Here at DAWN, we always first consider our clients’ underlying emotional needs. Any behavioral problem can result from feeling disempowered, embarrassed, confused, or at risk, so empathetically watching your loved one or client and then addressing the emotional need prompting the behavior is always the first step. Once you’ve ruled out emotional needs, here are a few additional things you can watch for.
Failure to recognize hunger. People experiencing dementia can lose the ability to either feel hunger or to interpret and understand what to do about the feeling. Inviting a loved one or client to eat with you because you feel hungry will be more successful than asking them to eat food alone because they need to eat. We always eat with our clients. It’s unnatural and awkward to sit and eat when another person stands by. In addition, ask them to sample tidbits for you as you’re preparing food to help you decide how much salt to use or whether something is hot enough – anything you can think of. Both approaches appeal to the need for companionship and allow the person with dementia to help the caregiver, which is a welcome change from always being the needy person.

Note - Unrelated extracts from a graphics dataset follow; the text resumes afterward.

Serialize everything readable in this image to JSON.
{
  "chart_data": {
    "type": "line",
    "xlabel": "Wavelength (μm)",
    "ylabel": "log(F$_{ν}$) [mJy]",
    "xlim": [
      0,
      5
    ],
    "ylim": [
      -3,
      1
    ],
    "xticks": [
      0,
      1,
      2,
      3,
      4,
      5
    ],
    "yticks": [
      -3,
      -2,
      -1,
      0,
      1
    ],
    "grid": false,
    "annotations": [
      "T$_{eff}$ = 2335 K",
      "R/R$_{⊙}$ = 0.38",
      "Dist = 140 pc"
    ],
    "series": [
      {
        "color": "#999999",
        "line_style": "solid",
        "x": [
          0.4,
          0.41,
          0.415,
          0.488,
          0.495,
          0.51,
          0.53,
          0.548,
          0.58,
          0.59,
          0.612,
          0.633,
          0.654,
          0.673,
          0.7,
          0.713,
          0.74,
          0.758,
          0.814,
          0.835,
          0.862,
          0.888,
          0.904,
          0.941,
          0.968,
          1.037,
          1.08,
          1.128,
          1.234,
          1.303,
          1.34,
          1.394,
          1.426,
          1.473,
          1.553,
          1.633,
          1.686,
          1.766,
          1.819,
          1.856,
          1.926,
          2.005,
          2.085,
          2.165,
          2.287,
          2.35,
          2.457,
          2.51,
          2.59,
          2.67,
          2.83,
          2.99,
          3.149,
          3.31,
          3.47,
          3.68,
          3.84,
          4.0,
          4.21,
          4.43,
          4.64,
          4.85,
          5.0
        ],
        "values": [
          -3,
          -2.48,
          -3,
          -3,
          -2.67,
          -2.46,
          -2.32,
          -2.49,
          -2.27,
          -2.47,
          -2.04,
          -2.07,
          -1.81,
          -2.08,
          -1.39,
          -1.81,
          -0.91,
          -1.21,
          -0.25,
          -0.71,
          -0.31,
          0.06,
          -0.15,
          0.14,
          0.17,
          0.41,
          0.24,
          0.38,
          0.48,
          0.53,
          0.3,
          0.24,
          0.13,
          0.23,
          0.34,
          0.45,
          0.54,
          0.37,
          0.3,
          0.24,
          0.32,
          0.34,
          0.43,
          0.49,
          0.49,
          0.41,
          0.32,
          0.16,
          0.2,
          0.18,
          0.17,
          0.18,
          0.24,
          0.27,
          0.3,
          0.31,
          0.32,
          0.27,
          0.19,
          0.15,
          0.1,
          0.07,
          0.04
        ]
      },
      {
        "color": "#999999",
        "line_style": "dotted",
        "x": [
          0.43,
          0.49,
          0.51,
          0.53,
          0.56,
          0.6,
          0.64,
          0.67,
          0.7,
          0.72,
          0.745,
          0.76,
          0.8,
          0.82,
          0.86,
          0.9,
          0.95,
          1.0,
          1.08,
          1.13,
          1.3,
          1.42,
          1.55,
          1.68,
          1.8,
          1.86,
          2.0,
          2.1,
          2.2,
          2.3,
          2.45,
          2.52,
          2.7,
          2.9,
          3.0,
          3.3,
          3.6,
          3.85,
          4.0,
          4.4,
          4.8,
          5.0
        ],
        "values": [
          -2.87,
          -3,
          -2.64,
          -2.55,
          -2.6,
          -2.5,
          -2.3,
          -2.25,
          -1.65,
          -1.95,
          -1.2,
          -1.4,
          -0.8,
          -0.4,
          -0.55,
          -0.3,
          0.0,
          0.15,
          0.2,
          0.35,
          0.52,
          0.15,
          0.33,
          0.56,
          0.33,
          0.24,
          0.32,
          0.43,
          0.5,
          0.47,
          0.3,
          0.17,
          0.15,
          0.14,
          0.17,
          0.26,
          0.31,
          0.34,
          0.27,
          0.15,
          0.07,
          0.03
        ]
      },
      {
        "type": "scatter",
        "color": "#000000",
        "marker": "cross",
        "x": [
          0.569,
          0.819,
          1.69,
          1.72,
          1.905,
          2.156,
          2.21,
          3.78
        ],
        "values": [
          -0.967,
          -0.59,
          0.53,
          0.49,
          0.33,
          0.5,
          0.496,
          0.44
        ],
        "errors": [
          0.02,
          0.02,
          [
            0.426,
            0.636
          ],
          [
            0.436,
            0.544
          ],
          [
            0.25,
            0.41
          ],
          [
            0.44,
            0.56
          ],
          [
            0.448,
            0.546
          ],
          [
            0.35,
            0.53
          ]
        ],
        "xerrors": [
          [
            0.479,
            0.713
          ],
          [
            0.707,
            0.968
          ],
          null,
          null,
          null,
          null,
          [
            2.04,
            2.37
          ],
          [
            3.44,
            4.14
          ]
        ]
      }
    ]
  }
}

Too much on the plate. Use a brightly colored plate and don’t overload it. Carefully separate small servings of each item, so that the plate is visible between each item. I’ve often had clients refuse to eat from a loaded plate, saying they couldn’t possibly eat that much. Scarcity seems to enhance appeal.
Vision problems. Be sure to have your loved one’s eyes checked for issues such as cataracts or macular degeneration. However, sometimes even though a person’s vision is not impaired, the brain fails to interpret the information being sent by the optic nerve. We find that when someone seems unresponsive to what is in front of them, pointing to the item or moving the item will sometimes make it seeable.
Utensil problems. We should expect our loved ones and clients to eventually forget what eating utensils are and how to use them. Model use of the fork, spoon, or knife. When modeling stops being helpful, begin presenting foods in mouthful-sized pieces that can be eaten with the fingers. While eating together, chatter about what you are eating and how good it tastes.
Too much commotion. As people progress deeper into dementia, it becomes more difficult for them to interpret sensory stimulation. This means that when there is background music or television, several people talking at once, or lots of coming and going from the table, the person with dementia will be less able to focus on eating. Try to gauge your loved one or client’s ability to handle stimuli and modify the environment to meet their current level of functioning.
Hydrate! The symptoms of dehydration can mimic dementia. Look for ways to get liquids into your loved one or client’s routine. Find something they like to drink. Poor nutrition, low blood sugar, and dehydration all make people physically uncomfortable, and physical discomfort is expressed in behaviors.